Тем временем Цобэ, услышав свое имя, пытается толкнуть стоящего справа… но справа опять-таки никого. Потянули они друг друга туда-сюда, поворота не получилось. Дмитро у Тараса хворостину выхватил, ты, Тарас, неправильно, говорит, управляешь: раз уж запрягли наоборот, значит, наоборот надо и говорить. Хочешь повернуть направо — говори: «Цоб!», хочешь налево — кричи «Цобэ!». Стукнул он опять Цоба по спине и говорит ему «Цоб!», считая, что тот теперь вправо будет толкаться. Цоб направо не идет и опять толкает влево того, кого слева нет. А Цобэ хотя и упирается, но сопротивления оказать не может: он привык, чтобы его толкали, а не тянули. В результате двуколка наша поворачивает не направо, а как раз налево, как и полагается при команде «Цоб!», но при этом делает оборот градусов на 360 с лишним. «От дурень! — рассердился Тарас. — Совсем скотину запутал! Дывысь як треба!» Стукнул он палкой Цобэ и сказал: «Цобэ»! Цобэ сначала подчинился, пошел вправо, а там никого, тогда нажал на Цоба, опять стали крутить налево. А направо — хоть так, хоть так — не идут.
Дмитро соскочил с двуколки, уперся в шею Цоба двумя руками. «Цобэ!» — говорит ему и маму-корову его поминает. А Цоб свое дело знает и имя. И знает, что не для того поставлен, чтобы толкаться вправо, а для того, чтобы толкаться влево. Цоб не выдержал, мотнул башкой и зацепил рогом на Дмитро телогрейку. Дмитро хотел его кулаком по морде, а Цоб развернулся и, чуть Цобэ с ног не свалив, пошел брать Дмитро на таран. Дмитро прыгнул в сторону, как кенгуру. Цоб хотел и дальше за ним гнаться, но тут его осилил Цобэ, и вся упряжка наша пошла направо. Волы двуколкой чей-то плетень зацепили и частично его свалили, причем свалили с треском, и треска этого сами же испугались, вовсе озверели и понеслись.

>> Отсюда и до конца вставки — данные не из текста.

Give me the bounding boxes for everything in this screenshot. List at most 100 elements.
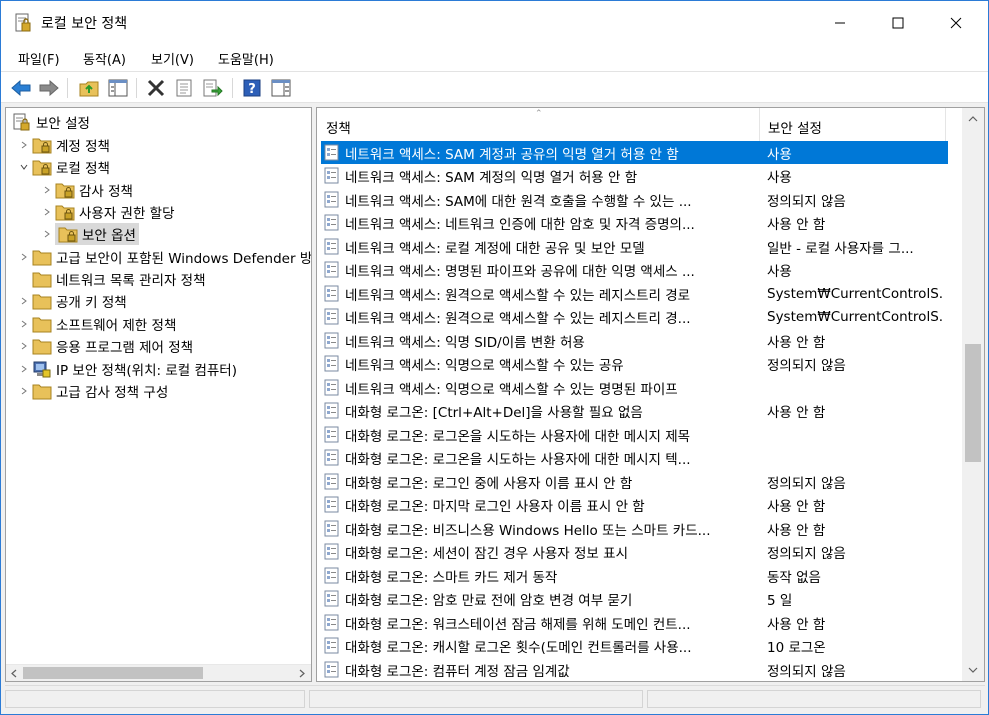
toolbar-separator [67, 78, 68, 98]
show-hide-tree-button[interactable] [107, 77, 129, 99]
close-button[interactable] [927, 1, 985, 45]
table-row[interactable]: 네트워크 액세스: SAM에 대한 원격 호출을 수행할 수 있는 ... 정의되… [321, 188, 948, 211]
up-one-level-button[interactable] [78, 77, 100, 99]
tree-item-label: 로컬 정책 [56, 161, 110, 177]
policy-setting-icon [324, 355, 339, 372]
locked-folder-icon [55, 183, 75, 199]
table-row[interactable]: 네트워크 액세스: 원격으로 액세스할 수 있는 레지스트리 경로 System₩… [321, 282, 948, 305]
tree-item-network-list-manager[interactable]: 네트워크 목록 관리자 정책 [16, 268, 206, 290]
action-pane-button[interactable] [270, 77, 292, 99]
policy-setting-icon [324, 332, 339, 348]
tree-item-advanced-audit[interactable]: 고급 감사 정책 구성 [16, 380, 168, 402]
forward-button[interactable] [38, 77, 60, 99]
security-setting-value: 5 일 [767, 593, 793, 609]
scroll-up-icon[interactable] [962, 110, 984, 128]
sort-ascending-icon: ⌃ [535, 109, 543, 119]
table-row[interactable]: 대화형 로그온: 로그온을 시도하는 사용자에 대한 메시지 제목 [321, 423, 948, 446]
chevron-right-icon[interactable] [16, 383, 32, 399]
chevron-right-icon[interactable] [16, 316, 32, 332]
delete-icon [147, 79, 165, 97]
export-list-button[interactable] [202, 77, 224, 99]
table-row[interactable]: 대화형 로그온: 마지막 로그인 사용자 이름 표시 안 함 사용 안 함 [321, 494, 948, 517]
menu-file[interactable]: 파일(F) [18, 49, 60, 68]
chevron-right-icon[interactable] [16, 361, 32, 377]
folder-icon [32, 272, 52, 288]
security-setting-value: 정의되지 않음 [767, 546, 846, 562]
tree-item-label: 고급 감사 정책 구성 [56, 385, 169, 401]
tree-item-defender-firewall[interactable]: 고급 보안이 포함된 Windows Defender 방화벽 [16, 246, 311, 268]
chevron-right-icon[interactable] [16, 338, 32, 354]
list-vertical-scrollbar[interactable] [962, 108, 984, 681]
chevron-right-icon[interactable] [16, 137, 32, 153]
scroll-left-icon[interactable] [10, 669, 18, 678]
menu-action[interactable]: 동작(A) [83, 49, 126, 68]
policy-name: 네트워크 액세스: 익명으로 액세스할 수 있는 공유 [345, 358, 624, 374]
table-row[interactable]: 네트워크 액세스: 로컬 계정에 대한 공유 및 보안 모델 일반 - 로컬 사용… [321, 235, 948, 258]
tree-item-local-policy[interactable]: 로컬 정책 [16, 156, 110, 178]
policy-setting-icon [324, 567, 339, 583]
scrollbar-thumb[interactable] [965, 344, 981, 462]
table-row[interactable]: 네트워크 액세스: SAM 계정의 익명 열거 허용 안 함 사용 [321, 165, 948, 188]
policy-setting-icon [324, 449, 339, 466]
chevron-right-icon[interactable] [39, 204, 55, 220]
table-row[interactable]: 대화형 로그온: 로그온을 시도하는 사용자에 대한 메시지 텍... [321, 447, 948, 470]
security-setting-value: 사용 안 함 [767, 616, 826, 633]
policy-setting-icon [324, 520, 339, 536]
table-row[interactable]: 대화형 로그온: 비즈니스용 Windows Hello 또는 스마트 카드..… [321, 517, 948, 540]
policy-setting-icon [324, 473, 339, 489]
column-divider[interactable] [759, 108, 760, 141]
back-button[interactable] [10, 77, 32, 99]
chevron-right-icon[interactable] [39, 182, 55, 198]
column-header-policy[interactable]: 정책 [326, 117, 351, 137]
tree-item-public-key[interactable]: 공개 키 정책 [16, 290, 127, 312]
folder-icon [32, 339, 52, 355]
policy-name: 대화형 로그온: 로그온을 시도하는 사용자에 대한 메시지 제목 [345, 428, 691, 445]
table-row[interactable]: 대화형 로그온: 스마트 카드 제거 동작 동작 없음 [321, 564, 948, 587]
table-row[interactable]: 네트워크 액세스: 익명 SID/이름 변환 허용 사용 안 함 [321, 329, 948, 352]
tree-item-security-options[interactable]: 보안 옵션 [39, 223, 139, 245]
table-row[interactable]: 네트워크 액세스: 익명으로 액세스할 수 있는 공유 정의되지 않음 [321, 353, 948, 376]
menu-help[interactable]: 도움말(H) [218, 49, 274, 68]
minimize-button[interactable] [811, 1, 869, 45]
tree-item-security-settings[interactable]: 보안 설정 [12, 111, 90, 133]
forward-arrow-icon [39, 80, 59, 96]
menu-view[interactable]: 보기(V) [151, 49, 194, 68]
table-row[interactable]: 네트워크 액세스: 익명으로 액세스할 수 있는 명명된 파이프 [321, 376, 948, 399]
security-setting-value: 일반 - 로컬 사용자를 그... [767, 240, 914, 257]
tree-item-ip-security[interactable]: IP 보안 정책(위치: 로컬 컴퓨터) [16, 358, 237, 380]
table-row[interactable]: 네트워크 액세스: SAM 계정과 공유의 익명 열거 허용 안 함 사용 [321, 141, 948, 164]
table-row[interactable]: 대화형 로그온: 워크스테이션 잠금 해제를 위해 도메인 컨트... 사용 안 … [321, 611, 948, 634]
tree-item-app-control[interactable]: 응용 프로그램 제어 정책 [16, 335, 193, 357]
maximize-button[interactable] [869, 1, 927, 45]
delete-button[interactable] [145, 77, 167, 99]
column-divider[interactable] [945, 108, 946, 141]
help-button[interactable]: ? [241, 77, 263, 99]
tree-item-audit-policy[interactable]: 감사 정책 [39, 179, 133, 201]
tree-horizontal-scrollbar[interactable] [6, 664, 311, 681]
scroll-right-icon[interactable] [298, 669, 306, 678]
menu-bar: 파일(F) 동작(A) 보기(V) 도움말(H) [1, 45, 988, 71]
security-policy-app-icon [15, 13, 31, 32]
scrollbar-thumb[interactable] [23, 667, 203, 679]
table-row[interactable]: 대화형 로그온: 로그인 중에 사용자 이름 표시 안 함 정의되지 않음 [321, 470, 948, 493]
table-row[interactable]: 대화형 로그온: [Ctrl+Alt+Del]을 사용할 필요 없음 사용 안 함 [321, 400, 948, 423]
properties-button[interactable] [173, 77, 195, 99]
table-row[interactable]: 대화형 로그온: 컴퓨터 계정 잠금 임계값 정의되지 않음 [321, 658, 948, 681]
scroll-down-icon[interactable] [962, 661, 984, 679]
navigation-tree: 보안 설정 계정 정책 로컬 정책 감사 정책 사용자 권한 할당 보안 옵션 … [5, 107, 312, 682]
action-pane-icon [271, 79, 291, 97]
table-row[interactable]: 네트워크 액세스: 원격으로 액세스할 수 있는 레지스트리 경... Syste… [321, 306, 948, 329]
table-row[interactable]: 네트워크 액세스: 명명된 파이프와 공유에 대한 익명 액세스 ... 사용 [321, 259, 948, 282]
chevron-right-icon[interactable] [16, 249, 32, 265]
chevron-right-icon[interactable] [16, 293, 32, 309]
chevron-down-icon[interactable] [16, 159, 32, 175]
tree-item-software-restriction[interactable]: 소프트웨어 제한 정책 [16, 313, 176, 335]
table-row[interactable]: 대화형 로그온: 세션이 잠긴 경우 사용자 정보 표시 정의되지 않음 [321, 541, 948, 564]
table-row[interactable]: 네트워크 액세스: 네트워크 인증에 대한 암호 및 자격 증명의... 사용 안… [321, 212, 948, 235]
chevron-right-icon[interactable] [39, 226, 55, 242]
table-row[interactable]: 대화형 로그온: 캐시할 로그온 횟수(도메인 컨트롤러를 사용... 10 로그… [321, 635, 948, 658]
table-row[interactable]: 대화형 로그온: 암호 만료 전에 암호 변경 여부 묻기 5 일 [321, 588, 948, 611]
column-header-setting[interactable]: 보안 설정 [768, 117, 822, 137]
tree-item-account-policy[interactable]: 계정 정책 [16, 134, 110, 156]
tree-item-user-rights[interactable]: 사용자 권한 할당 [39, 201, 175, 223]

Мне повезло: я был среди тех, кто за борт вылетел сразу. Но другие еще держались. А волы бежали по хутору не хуже самых резвых лошадей. Бежали, шарахаясь то вправо, то влево. При этом снесли угол школьной завалинки, растоптали попавшего под ноги индюка, потом повернули и устремились прямо к колхозной конторе. Бухгалтер по фамилии Рыба, как раз вышедший на крыльцо, кинулся обратно и захлопнул за собой дверь. Но испугался он зря: у самого крыльца волы крутанули вправо, перевернули брошенную посреди дороги сенокосилку, протащили ее немного за собой, выскочили в степь и понеслись по ней зигзагами, разбрасывая в разные стороны пассажиров. Когда двуколка перевернулась, в ней уже никого, к счастью, не было. Волы, подняв тучу пыли, дотащили двуколку до скирды, в которую с ходу уперлись, и, не понимая, как развернуться, стали бодать солому рогами.
Тарас и Дмитро собрали раненых и ушибленных, а потом осторожно приблизились к волам. Те все еще проявляли признаки агрессивности, но наши переростки были переростки деревенские. Они в арифметике и грамматике разбирались не очень, но с животными управляться умели. Кое-как Цоба и Цобэ перепрягли — и, удивительное дело, те опять стали теми, кем и были до того: безропотной и покорной скотиной. Мы заняли свои места в двуколке, Тарас стукнул палкой Цоба и сказал ему: «Цоб!», а затем стукнул палкой Цобэ и сказал: «Цобэ!». Волы поняли, что порядок восстановлен, каждый на своем месте, каждый при своем имени, и пошли вперед, напрягая свои натертые шеи и мерно перебирая ногами.